Two ways to experience Dementia...

Sep

09

1. 'The Village where people have Dementia-and fun! Guardian report by Jon Henley, 27/08/2012.

2. The UK.

 

My mother became light as a bird

Her hand, feather-light, lay trembling in mine.

Her thoughts flew, a mosaic of feathers, leaves, papers.

Scattering the sunlight across her puzzled mind.

Nothing made sense, everything hurt.

She couldn't listen, or read, or watch T.V.,

Cut off from friends and family, by government decree

Her cataracts left untreated to economise, so now she couldn't see.

Her tiny hearing aids were far too convoluted for her shaky fingers.

The stinging eye drops yet another humiliation she fought off.

 

Her bed became her last, best fortress.

Her refuge was the known past,

That stayed a solid island in the rapid currents,

Where she nested far from present troubles,

Safe, at last.

Among the constant strangers she was lost, beset,

Bothered by all the questions and requests.

She flew back into her lost life, where there was still meaning.

 

The Hospice couldn't have her,

She was dying too loudly, she wasn't apologetic.

And the hospital consultant said decidedly she was 'fading far too fast'

To go to the Hospice round the corner...

Yet not soon enough to overstay, or go long past

The Hospital's accounted care.

So that on the one day the family wasn't there,

They sent her back, down fourteen miles of winding country lanes,

To Dementia Hall, full of disconnected cries and wails,

To the multiple neglects of thirst and utter boredom, the loneliness

Marooned for hours in her stilled rocking chair.
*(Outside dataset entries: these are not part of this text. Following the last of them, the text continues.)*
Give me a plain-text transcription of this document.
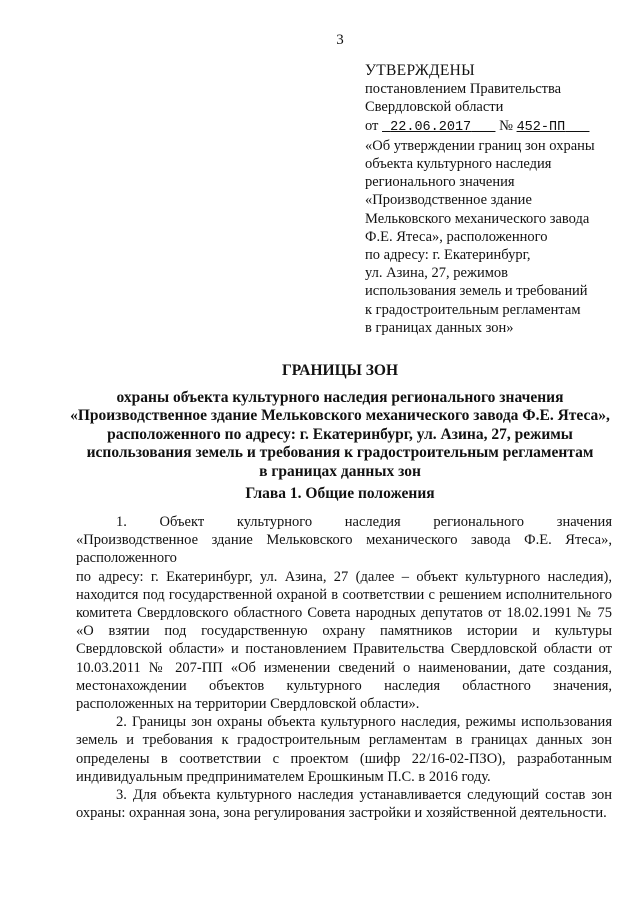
3
УТВЕРЖДЕНЫ
постановлением Правительства
Свердловской области
от 22.06.2017 № 452-ПП
«Об утверждении границ зон охраны
объекта культурного наследия
регионального значения
«Производственное здание
Мельковского механического завода
Ф.Е. Ятеса», расположенного
по адресу: г. Екатеринбург,
ул. Азина, 27, режимов
использования земель и требований
к градостроительным регламентам
в границах данных зон»
ГРАНИЦЫ ЗОН
охраны объекта культурного наследия регионального значения
«Производственное здание Мельковского механического завода Ф.Е. Ятеса»,
расположенного по адресу: г. Екатеринбург, ул. Азина, 27, режимы
использования земель и требования к градостроительным регламентам
в границах данных зон
Глава 1. Общие положения

1. Объект культурного наследия регионального значения

«Производственное здание Мельковского механического завода Ф.Е. Ятеса», расположенного

по адресу: г. Екатеринбург, ул. Азина, 27 (далее – объект культурного наследия), находится под государственной охраной в соответствии с решением исполнительного комитета Свердловского областного Совета народных депутатов от 18.02.1991 № 75 «О взятии под государственную охрану памятников истории и культуры Свердловской области» и постановлением Правительства Свердловской области от 10.03.2011 № 207-ПП «Об изменении сведений о наименовании, дате создания, местонахождении объектов культурного наследия областного значения, расположенных на территории Свердловской области».

2. Границы зон охраны объекта культурного наследия, режимы использования земель и требования к градостроительным регламентам в границах данных зон определены в соответствии с проектом (шифр 22/16-02-ПЗО), разработанным индивидуальным предпринимателем Ерошкиным П.С. в 2016 году.

3. Для объекта культурного наследия устанавливается следующий состав зон охраны: охранная зона, зона регулирования застройки и хозяйственной деятельности.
To the harried, gentle nurses from Sri Lanka, trapped in the same Not-Home.

Where they tidied her over...with too much Care.

 

They phoned us in the deep night, far too late,

From two hundred miles away, to get there for her final journey.

We came instead to say goodbye to the box,

To what wasn't her, the body left behind,

That had cruelly outstayed her wonderfully enquiring mind.

 

She lay dead still, small as a small, small child.

Her starved bones so profoundly wrong.

Nature is a conspicuously callous nurse.

How could they leave her thirsty, unfed, and suffering so long?

Nor recognise the irony of her frailty, wrapped round a will so strong.

 

She has finally flown away from a world

That completely lacked compassion and understanding,

That didn't tolerate her profound needs, her confusions,

Her anguished calls to the deaf past.

No-one followed her into her dreams,

We failed to understand how lonely and afraid she was.

To see how much more she was than her night terrors, her frightened screams.

She needed kindness and the right to live in her confusion.

Not a home where 'sleep' lurks in the doped puddings,

And 'sudden death' is tidied into phone calls.

That can't be answered...

Because the caller has already gone.